Enews - Issue 4 - Autumn 2011

Chairman's View

Rob GillespieA year of significant RSTA development

The Road Surface Treatments Association has seen significant growth in its levels of activity over the last year, right across all aspects of the organisation; from the driving of new guidance in the highway maintenance sector, to greater clarity on the technical value of our treatments and our training packages for industry practitioners. This is all geared to providing our clients with greater consistency of delivery, greater guarantee of first time success and zero remedial.

New Codes of Practice have been developed and published for: High Friction Surfacing; Retexturing; Surface Preservation Systems, and the Code of Practice for Surface Dressing has received new updates. This represents a great deal of work by the staff and members of the RSTA and is a huge contribution to the industries portfolio of guidance and technical knowledge on these important maintenance systems. In order for RSTA members to continue to improve quality and consistency across all the surface treatment options, it is imperative that clients, consultants and providers are all able to manage works from design to installation, in a consistent way and to a consistent standard. These RSTA Codes of Practice allow this to happen.

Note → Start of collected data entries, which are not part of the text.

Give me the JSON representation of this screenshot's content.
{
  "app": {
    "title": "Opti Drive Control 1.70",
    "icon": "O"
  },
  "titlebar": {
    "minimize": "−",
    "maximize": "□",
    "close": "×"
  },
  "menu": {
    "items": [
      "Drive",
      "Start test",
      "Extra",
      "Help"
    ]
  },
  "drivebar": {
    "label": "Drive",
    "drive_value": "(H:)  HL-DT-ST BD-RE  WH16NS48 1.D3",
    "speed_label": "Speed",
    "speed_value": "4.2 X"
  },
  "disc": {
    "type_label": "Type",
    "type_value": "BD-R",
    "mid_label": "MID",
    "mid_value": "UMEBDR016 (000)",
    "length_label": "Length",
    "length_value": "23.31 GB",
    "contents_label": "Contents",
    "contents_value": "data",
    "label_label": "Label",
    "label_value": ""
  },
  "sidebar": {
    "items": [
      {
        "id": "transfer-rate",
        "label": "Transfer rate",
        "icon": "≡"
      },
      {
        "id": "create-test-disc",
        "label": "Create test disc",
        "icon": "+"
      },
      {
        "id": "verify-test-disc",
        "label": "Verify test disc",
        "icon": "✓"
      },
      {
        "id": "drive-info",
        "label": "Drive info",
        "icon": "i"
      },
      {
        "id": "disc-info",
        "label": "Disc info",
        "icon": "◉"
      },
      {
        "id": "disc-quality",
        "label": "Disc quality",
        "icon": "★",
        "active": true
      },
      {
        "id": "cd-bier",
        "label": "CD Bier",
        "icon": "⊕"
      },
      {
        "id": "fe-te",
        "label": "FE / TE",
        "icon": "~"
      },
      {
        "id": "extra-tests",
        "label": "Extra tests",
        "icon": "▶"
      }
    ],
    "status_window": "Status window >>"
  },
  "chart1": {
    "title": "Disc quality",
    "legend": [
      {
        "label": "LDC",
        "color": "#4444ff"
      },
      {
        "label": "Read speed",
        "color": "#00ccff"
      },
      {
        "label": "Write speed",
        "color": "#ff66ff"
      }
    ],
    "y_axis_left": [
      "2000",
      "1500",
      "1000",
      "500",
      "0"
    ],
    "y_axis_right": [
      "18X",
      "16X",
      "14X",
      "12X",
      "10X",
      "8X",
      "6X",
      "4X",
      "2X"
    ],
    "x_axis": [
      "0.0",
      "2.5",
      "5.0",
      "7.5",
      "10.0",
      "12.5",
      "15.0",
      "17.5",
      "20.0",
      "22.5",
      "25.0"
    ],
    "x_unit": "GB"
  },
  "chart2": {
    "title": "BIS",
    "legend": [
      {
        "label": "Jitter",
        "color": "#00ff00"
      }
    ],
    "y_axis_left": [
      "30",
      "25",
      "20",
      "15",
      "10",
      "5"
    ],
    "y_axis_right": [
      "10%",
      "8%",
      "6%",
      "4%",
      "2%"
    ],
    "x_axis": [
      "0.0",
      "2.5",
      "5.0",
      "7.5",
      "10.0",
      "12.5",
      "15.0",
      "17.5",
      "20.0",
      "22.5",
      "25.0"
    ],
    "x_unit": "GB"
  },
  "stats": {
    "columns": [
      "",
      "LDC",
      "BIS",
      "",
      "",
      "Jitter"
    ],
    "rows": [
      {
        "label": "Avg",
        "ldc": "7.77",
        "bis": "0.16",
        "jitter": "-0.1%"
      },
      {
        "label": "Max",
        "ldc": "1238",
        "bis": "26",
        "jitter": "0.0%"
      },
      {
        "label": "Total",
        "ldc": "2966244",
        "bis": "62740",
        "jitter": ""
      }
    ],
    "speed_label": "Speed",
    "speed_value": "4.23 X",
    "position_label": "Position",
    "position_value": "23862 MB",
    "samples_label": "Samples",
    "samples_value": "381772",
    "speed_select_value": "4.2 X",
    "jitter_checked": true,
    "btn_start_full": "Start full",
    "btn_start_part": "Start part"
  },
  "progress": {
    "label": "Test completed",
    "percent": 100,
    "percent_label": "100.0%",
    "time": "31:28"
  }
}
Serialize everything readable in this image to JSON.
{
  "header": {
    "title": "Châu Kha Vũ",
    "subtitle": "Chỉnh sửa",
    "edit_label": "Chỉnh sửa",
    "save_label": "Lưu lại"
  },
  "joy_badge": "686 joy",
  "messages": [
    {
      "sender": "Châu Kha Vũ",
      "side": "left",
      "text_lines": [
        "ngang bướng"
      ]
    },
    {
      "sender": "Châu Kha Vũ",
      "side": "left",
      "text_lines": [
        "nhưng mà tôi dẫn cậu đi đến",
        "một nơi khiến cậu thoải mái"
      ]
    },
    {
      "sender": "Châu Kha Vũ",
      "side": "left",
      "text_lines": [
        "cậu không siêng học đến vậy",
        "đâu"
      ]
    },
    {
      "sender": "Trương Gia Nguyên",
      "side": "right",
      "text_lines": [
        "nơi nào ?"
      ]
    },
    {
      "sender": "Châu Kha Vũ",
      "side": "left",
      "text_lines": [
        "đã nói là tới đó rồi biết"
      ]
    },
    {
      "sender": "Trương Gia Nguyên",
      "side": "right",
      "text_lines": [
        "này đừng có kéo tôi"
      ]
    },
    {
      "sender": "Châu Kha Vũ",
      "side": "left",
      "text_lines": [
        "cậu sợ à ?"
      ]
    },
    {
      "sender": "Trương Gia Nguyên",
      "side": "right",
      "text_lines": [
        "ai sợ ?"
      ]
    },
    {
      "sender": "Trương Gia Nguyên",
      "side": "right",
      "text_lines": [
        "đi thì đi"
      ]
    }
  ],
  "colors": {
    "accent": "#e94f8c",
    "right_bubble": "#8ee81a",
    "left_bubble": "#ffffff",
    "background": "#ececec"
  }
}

Following the last two winters when huge damage has been inflicted on our already vulnerable UK highways network, we are now seeing an increasing awareness of and emphasis on a preventative maintenance approach to asset management and surface treatments are rightly featuring highly in this. Working closely with ADEPT, RSTA members have taken part in a detailed study of treatment lives and the practicalities of our processes, resulting in the recent publication of a joint guidance document endorsed by the President of ADEPT. This work has been seen as immensely valuable for highways clients and other infrastructure owners, in planning the whole-life approach to pavement maintenance and in providing asset valuation information for Whole of Government Accounting – a major driver now in our industry for judging the quality of our assets and for correctly targeting the correct spend in the correct area for the correct outcome.

The emphasis on cost predictability over the long-term has also seen the RSTA endorse recent work by the Highway Term Maintenance Association (HTMA) and the publication of new price adjustment indices for the industry. These new mechanisms allow clients and providers to more accurately reflect the true nature of price fluctuations across the wider range of highway engineering materials and activities, an area that has been a huge problem for activities where the proportion of bitumen and other hydrocarbons is higher than traditional asphalt materials. This has been the case in particular for surface dressing and microsurfacing, however these new indices also allow more specialist processes and materials to be tracked through specific price fluctuation indicators recognised by central government, and in turn provides the industry with greater stability that can allow for more competitive pricing for packages of works, knowing that price fluctuations will be more practically managed. The RSTA fully supports this new initiative and hopes that new contract documents will incorporate the price adjustment indices.

Training and qualifications remain a key part of the RSTA’s activities to ensure right first time quality and improved long-term performance. The appointment of Clive Mitchell as Training Manager has seen rapid growth in this area. The RSTA of course has an accredited assessment centre for NVQ’s and this has been boosted significantly by Clive’s appointment and has seen the association attracting substantial funding from CSkills through the year to support our training activities and our members. This investment by RSTA in training and development and the recognition of CSkills for this work, demonstrates the commitment that the RSTA and its members continue to make to the development and safety of all employees in the surface treatments sector.

At the RSTA we hope to see the current trends towards effective asset maintenance continue. This will only happen with continued improvements in quality and longevity for our maintenance techniques. The work completed over the last year and more recently in 2011 will undoubtedly assist in developing this trend and supporting asset managers in making the right maintenance decisions – delivering the right first time solution.